The UAW, over a year-and-a-half, rejected this worker’s appeal eight times. The PRB said that if it honored the workers’ request it would “disenfranchise the members who voted to ratify the agreement,” dismissing worker’s concerns over ballot stuffing as “procedural objections.”

Workers at the University of California should also know that only weeks before their strike began, the UAW disenfranchised tens of thousands of academic workers of a chance to vote in the UAW presidential elections and hundreds of thousands of workers more broadly.

The fact that an election was even called was due to the explosive bribery scandal – showing UAW collaborating with car companies. The leadership of the UAW campaigned against holding a vote in the first place.

In the election, only nine percent of the entirety of eligible voters in the UAW voted due to widespread attempts by the union to prevent access or even knowledge of the vote.

The UAW leadership’s silence on the election had an impact. For example, at the California State University System, only 29 ballots were returned out of 11,000 members.

A chief concern of the UAW during this time was the candidacy of Will Lehman – a socialist candidate who called for a rank-and-file rebellion against the UAW apparatus. Lehman won 15 percent of the vote in Local 2865, at the UC campuses. However, only 921 votes were cast at that local. In mid-December, Lehman filed a formal protest with the court-appointed monitor overseeing the election.
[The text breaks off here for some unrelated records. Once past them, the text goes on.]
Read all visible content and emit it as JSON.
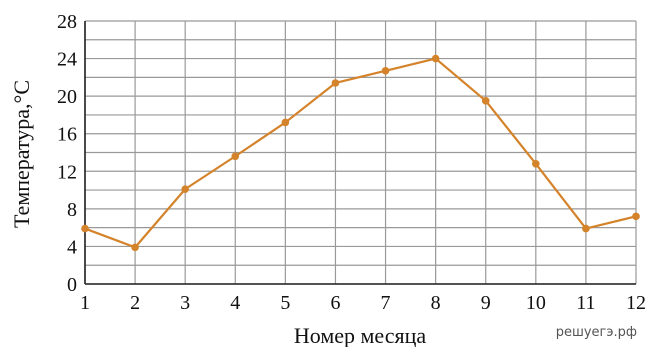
{
  "chart_data": {
    "type": "line",
    "title": "",
    "xlabel": "Номер месяца",
    "ylabel": "Температура,°C",
    "x": [
      1,
      2,
      3,
      4,
      5,
      6,
      7,
      8,
      9,
      10,
      11,
      12
    ],
    "series": [
      {
        "values": [
          5.9,
          3.9,
          10.1,
          13.6,
          17.2,
          21.4,
          22.7,
          24,
          19.5,
          12.8,
          5.9,
          7.2
        ]
      }
    ],
    "x_ticks": [
      1,
      2,
      3,
      4,
      5,
      6,
      7,
      8,
      9,
      10,
      11,
      12
    ],
    "y_ticks": [
      0,
      4,
      8,
      12,
      16,
      20,
      24,
      28
    ],
    "xlim": [
      1,
      12
    ],
    "ylim": [
      0,
      28
    ],
    "y_minor_step": 2,
    "grid": true,
    "line_color": "#d4832a",
    "grid_color": "#999999"
  },
  "watermark": "решуегэ.рф"
}
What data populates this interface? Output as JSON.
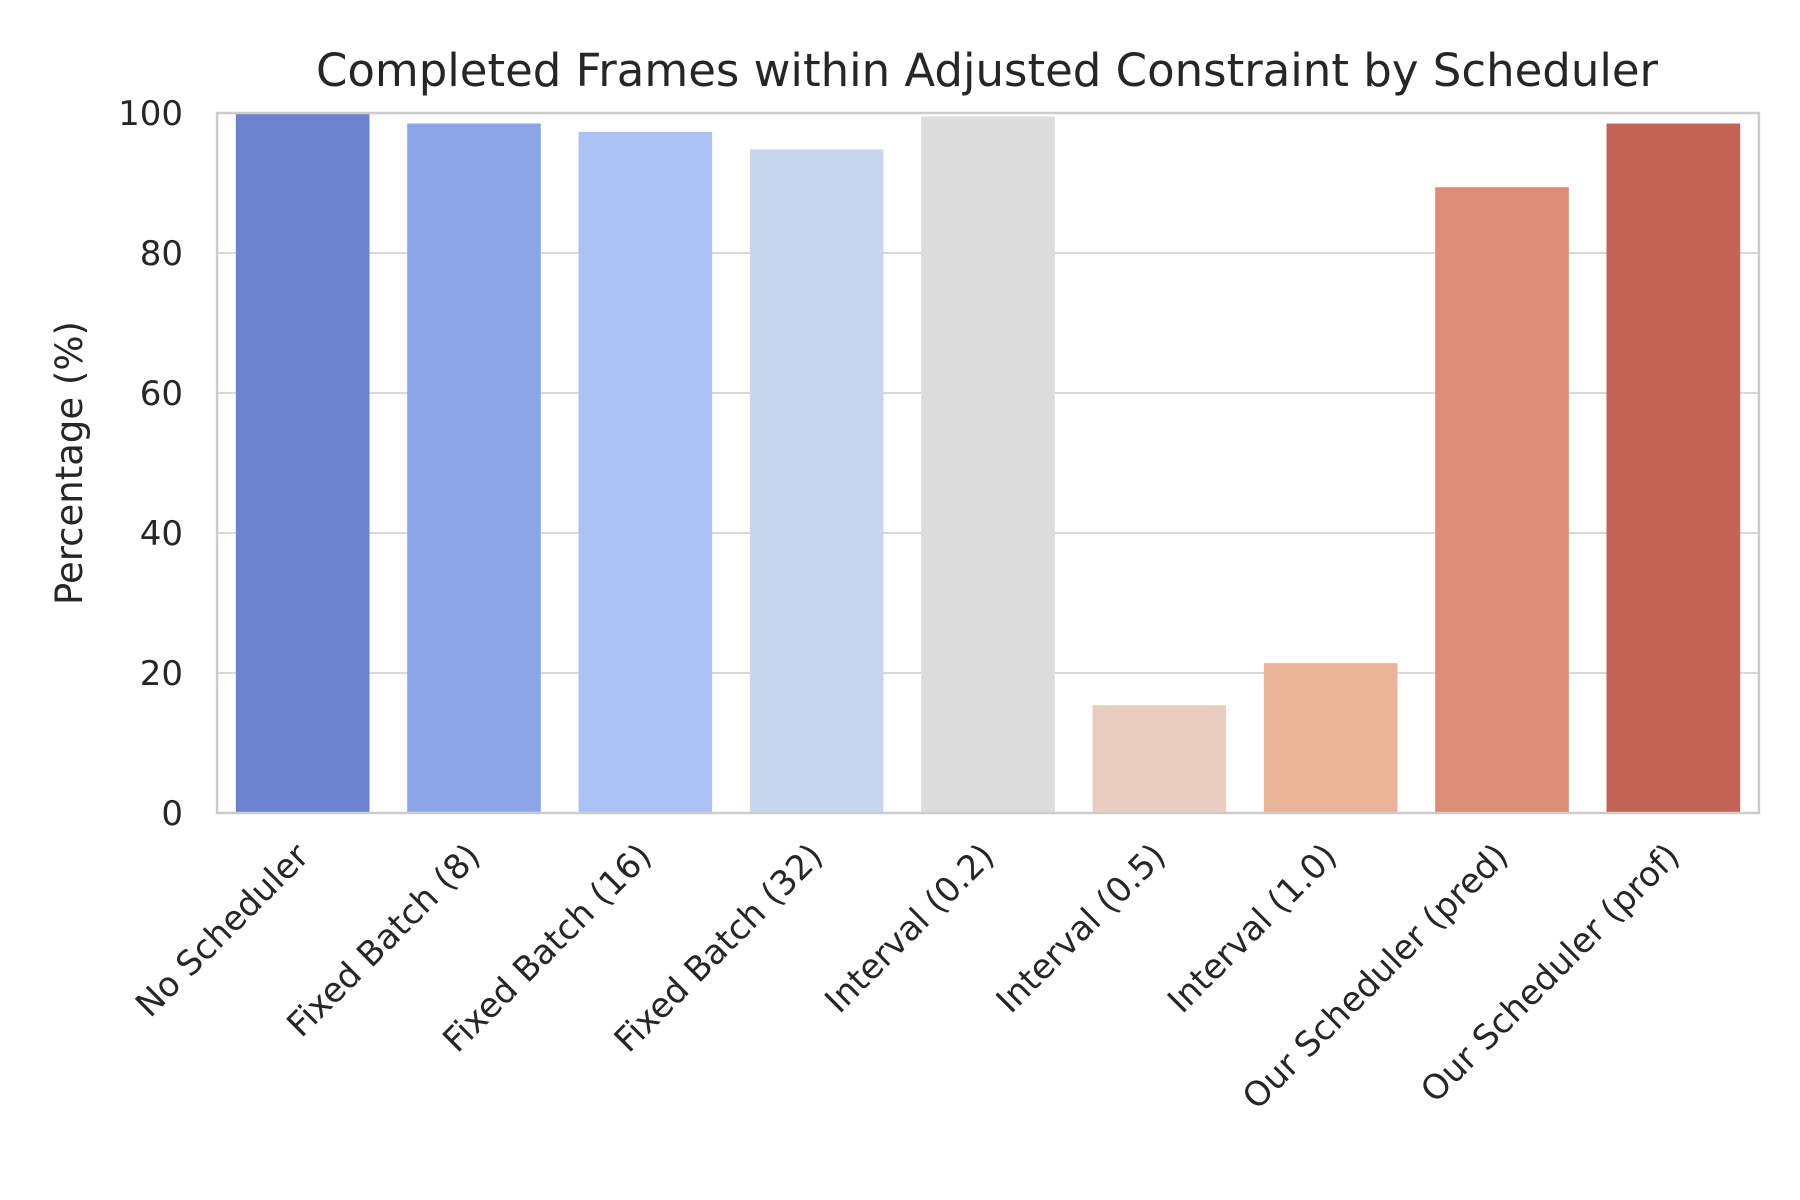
{
  "chart_data": {
    "type": "bar",
    "title": "Completed Frames within Adjusted Constraint by Scheduler",
    "xlabel": "",
    "ylabel": "Percentage (%)",
    "ylim": [
      0,
      100
    ],
    "yticks": [
      0,
      20,
      40,
      60,
      80,
      100
    ],
    "grid": "horizontal",
    "categories": [
      "No Scheduler",
      "Fixed Batch (8)",
      "Fixed Batch (16)",
      "Fixed Batch (32)",
      "Interval (0.2)",
      "Interval (0.5)",
      "Interval (1.0)",
      "Our Scheduler (pred)",
      "Our Scheduler (prof)"
    ],
    "values": [
      100,
      98.5,
      97.3,
      94.8,
      99.5,
      15.4,
      21.4,
      89.4,
      98.5
    ],
    "colors": [
      "#6b82d1",
      "#8ba5e7",
      "#abc1f3",
      "#c7d5ef",
      "#dcdcdc",
      "#eacdc0",
      "#ebb29a",
      "#dc8d77",
      "#c36356"
    ]
  }
}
Lehman’s protest shed light on the suppression of the vote of academic workers at UC, CSU and the University of Washington systems, where turnout was below 1 percent. (We encourage all UC student workers to read the report here).
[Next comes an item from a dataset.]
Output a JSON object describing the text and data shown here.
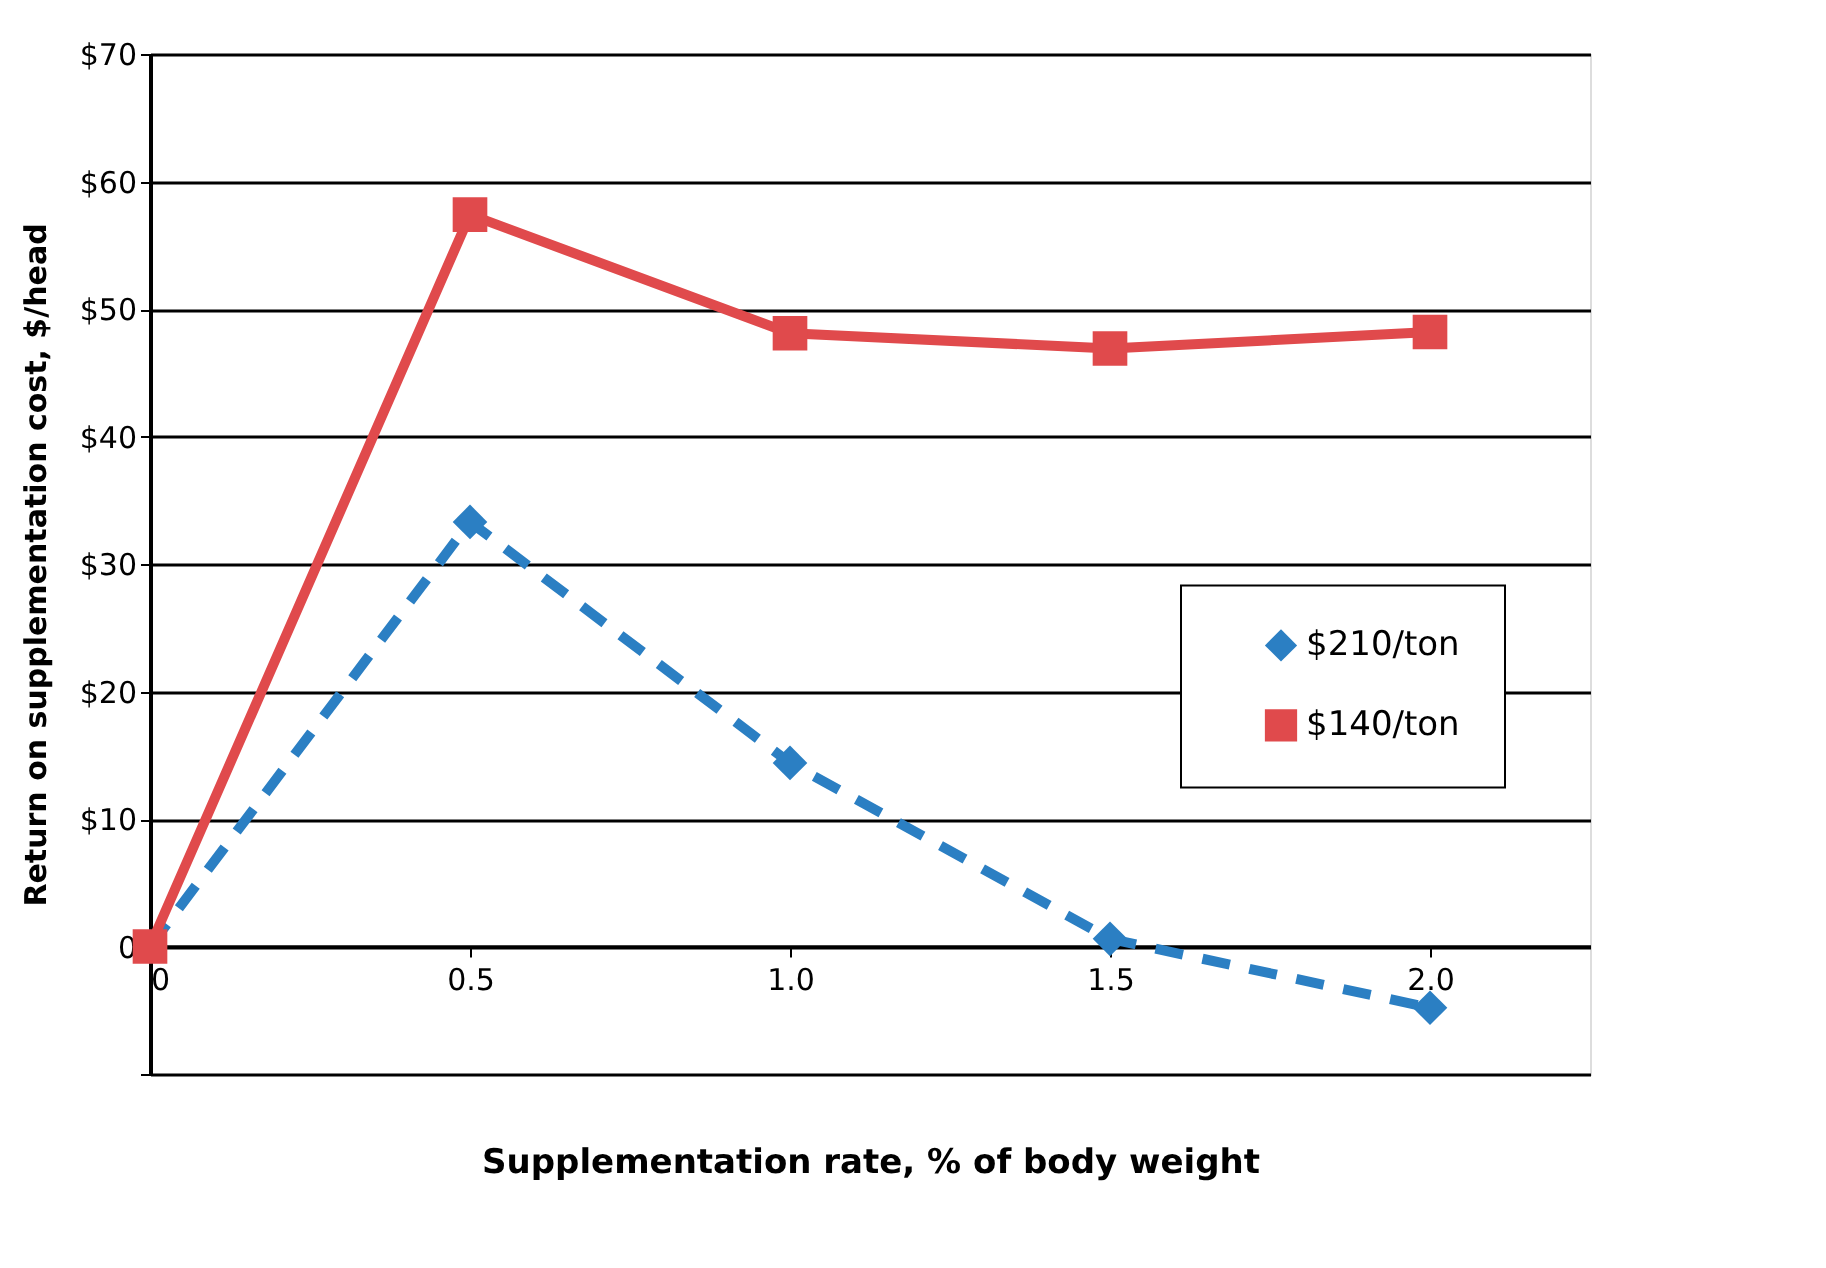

The anti-democratic vote at the University of California strike expresses the increasingly hostile character of the UAW apparatus, and the bureaucracies that run the trade unions, to the workers they ostensibly represent.

As the cost of living rises, and the crisis of the global economy deepens, workers are ever more openly coming into confrontation with their employers. But as this happens, they too find themselves battling against their own unions, who have long ceased to be democratic expressions of the membership, and increasingly operate as a form of labor management.

Workers at the UC have formed their own rank and file strike committee designed to take the struggle out of the hands of the UAW apparatus for this reason.